Free-Space Optical Communication Through
Atmospheric Turbulence Channels
Abstract—In free-space optical communication links, atmospheric
turbulence causes fluctuations in both the intensity and
the phase of the received light signal, impairing link performance.
In this paper, we describe several communication techniques to
mitigate turbulence-induced intensity fluctuations, i.e., signal
fading. These techniques are applicable in the regime in which the
receiver aperture is smaller than the correlation length of fading
and the observation interval is shorter than the correlation time
of fading. We assume that the receiver has no knowledge of the
instantaneous fading state. When the receiver knows only the
marginal statistics of the fading, a symbol-by-symbol ML detector
can be used to improve detection performance.
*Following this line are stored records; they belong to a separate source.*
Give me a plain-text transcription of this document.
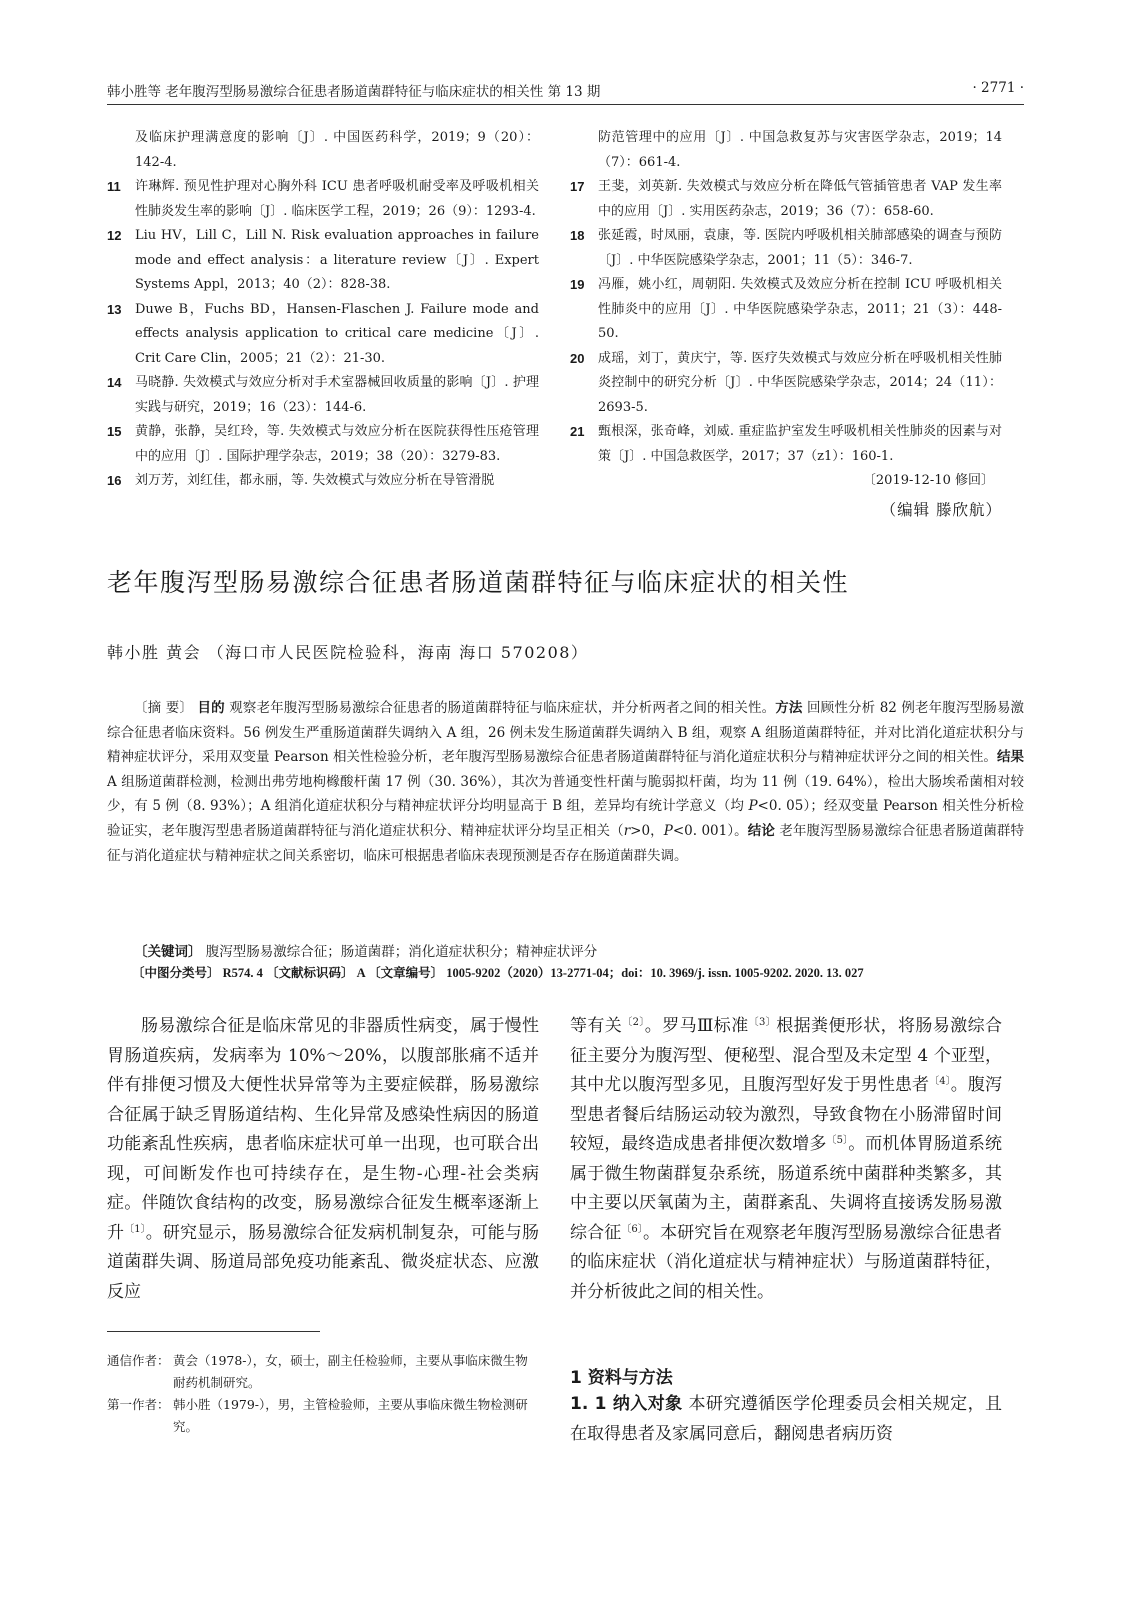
韩小胜等 老年腹泻型肠易激综合征患者肠道菌群特征与临床症状的相关性 第 13 期	· 2771 ·
及临床护理满意度的影响〔J〕. 中国医药科学，2019；9（20）：142-4.
11	许琳辉. 预见性护理对心胸外科 ICU 患者呼吸机耐受率及呼吸机相关性肺炎发生率的影响〔J〕. 临床医学工程，2019；26（9）：1293-4.
12	Liu HV，Lill C，Lill N. Risk evaluation approaches in failure mode and effect analysis：a literature review〔J〕. Expert Systems Appl，2013；40（2）：828-38.
13	Duwe B，Fuchs BD，Hansen-Flaschen J. Failure mode and effects analysis application to critical care medicine〔J〕. Crit Care Clin，2005；21（2）：21-30.
14	马晓静. 失效模式与效应分析对手术室器械回收质量的影响〔J〕. 护理实践与研究，2019；16（23）：144-6.
15	黄静，张静，吴红玲，等. 失效模式与效应分析在医院获得性压疮管理中的应用〔J〕. 国际护理学杂志，2019；38（20）：3279-83.
16	刘万芳，刘红佳，都永丽，等. 失效模式与效应分析在导管滑脱
防范管理中的应用〔J〕. 中国急救复苏与灾害医学杂志，2019；14（7）：661-4.
17	王斐，刘英新. 失效模式与效应分析在降低气管插管患者 VAP 发生率中的应用〔J〕. 实用医药杂志，2019；36（7）：658-60.
18	张延霞，时凤丽，袁康，等. 医院内呼吸机相关肺部感染的调查与预防〔J〕. 中华医院感染学杂志，2001；11（5）：346-7.
19	冯雁，姚小红，周朝阳. 失效模式及效应分析在控制 ICU 呼吸机相关性肺炎中的应用〔J〕. 中华医院感染学杂志，2011；21（3）：448-50.
20	成瑶，刘丁，黄庆宁，等. 医疗失效模式与效应分析在呼吸机相关性肺炎控制中的研究分析〔J〕. 中华医院感染学杂志，2014；24（11）：2693-5.
21	甄根深，张奇峰，刘威. 重症监护室发生呼吸机相关性肺炎的因素与对策〔J〕. 中国急救医学，2017；37（z1）：160-1.
〔2019-12-10 修回〕
（编辑 滕欣航）
老年腹泻型肠易激综合征患者肠道菌群特征与临床症状的相关性
韩小胜 黄会 （海口市人民医院检验科，海南 海口 570208）
〔摘 要〕 目的 观察老年腹泻型肠易激综合征患者的肠道菌群特征与临床症状，并分析两者之间的相关性。方法 回顾性分析 82 例老年腹泻型肠易激综合征患者临床资料。56 例发生严重肠道菌群失调纳入 A 组，26 例未发生肠道菌群失调纳入 B 组，观察 A 组肠道菌群特征，并对比消化道症状积分与精神症状评分，采用双变量 Pearson 相关性检验分析，老年腹泻型肠易激综合征患者肠道菌群特征与消化道症状积分与精神症状评分之间的相关性。结果 A 组肠道菌群检测，检测出弗劳地枸橼酸杆菌 17 例（30. 36%），其次为普通变性杆菌与脆弱拟杆菌，均为 11 例（19. 64%），检出大肠埃希菌相对较少，有 5 例（8. 93%）；A 组消化道症状积分与精神症状评分均明显高于 B 组，差异均有统计学意义（均 P<0. 05）；经双变量 Pearson 相关性分析检验证实，老年腹泻型患者肠道菌群特征与消化道症状积分、精神症状评分均呈正相关（r>0，P<0. 001）。结论 老年腹泻型肠易激综合征患者肠道菌群特征与消化道症状与精神症状之间关系密切，临床可根据患者临床表现预测是否存在肠道菌群失调。
〔关键词〕 腹泻型肠易激综合征；肠道菌群；消化道症状积分；精神症状评分
〔中图分类号〕 R574. 4 〔文献标识码〕 A 〔文章编号〕 1005-9202（2020）13-2771-04；doi：10. 3969/j. issn. 1005-9202. 2020. 13. 027

肠易激综合征是临床常见的非器质性病变，属于慢性胃肠道疾病，发病率为 10%～20%，以腹部胀痛不适并伴有排便习惯及大便性状异常等为主要症候群，肠易激综合征属于缺乏胃肠道结构、生化异常及感染性病因的肠道功能紊乱性疾病，患者临床症状可单一出现，也可联合出现，可间断发作也可持续存在，是生物-心理-社会类病症。伴随饮食结构的改变，肠易激综合征发生概率逐渐上升$^{〔1〕}$。研究显示，肠易激综合征发病机制复杂，可能与肠道菌群失调、肠道局部免疫功能紊乱、微炎症状态、应激反应

等有关$^{〔2〕}$。罗马Ⅲ标准$^{〔3〕}$根据粪便形状，将肠易激综合征主要分为腹泻型、便秘型、混合型及未定型 4 个亚型，其中尤以腹泻型多见，且腹泻型好发于男性患者$^{〔4〕}$。腹泻型患者餐后结肠运动较为激烈，导致食物在小肠滞留时间较短，最终造成患者排便次数增多$^{〔5〕}$。而机体胃肠道系统属于微生物菌群复杂系统，肠道系统中菌群种类繁多，其中主要以厌氧菌为主，菌群紊乱、失调将直接诱发肠易激综合征$^{〔6〕}$。本研究旨在观察老年腹泻型肠易激综合征患者的临床症状（消化道症状与精神症状）与肠道菌群特征，并分析彼此之间的相关性。

通信作者： 黄会（1978-），女，硕士，副主任检验师，主要从事临床微生物耐药机制研究。
第一作者： 韩小胜（1979-），男，主管检验师，主要从事临床微生物检测研究。
1 资料与方法
1. 1 纳入对象 本研究遵循医学伦理委员会相关规定，且在取得患者及家属同意后，翻阅患者病历资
If the receiver
has knowledge of the joint temporal statistics of the fading, maximum-
likelihood sequence detection (MLSD) can be employed,
yielding a further performance improvement, but at the cost of
very high complexity. Spatial diversity reception with multiple
receivers can also be used to overcome turbulence-induced fading.
We describe the use of ML detection in spatial diversity reception
to reduce the diversity gain penalty caused by correlation between
the fading at different receivers. In a companion paper, we
describe two reduced-complexity implementations of the MLSD,
which make use of a single-step Markov chain model for the
fading correlation in conjunction with per-survivor processing.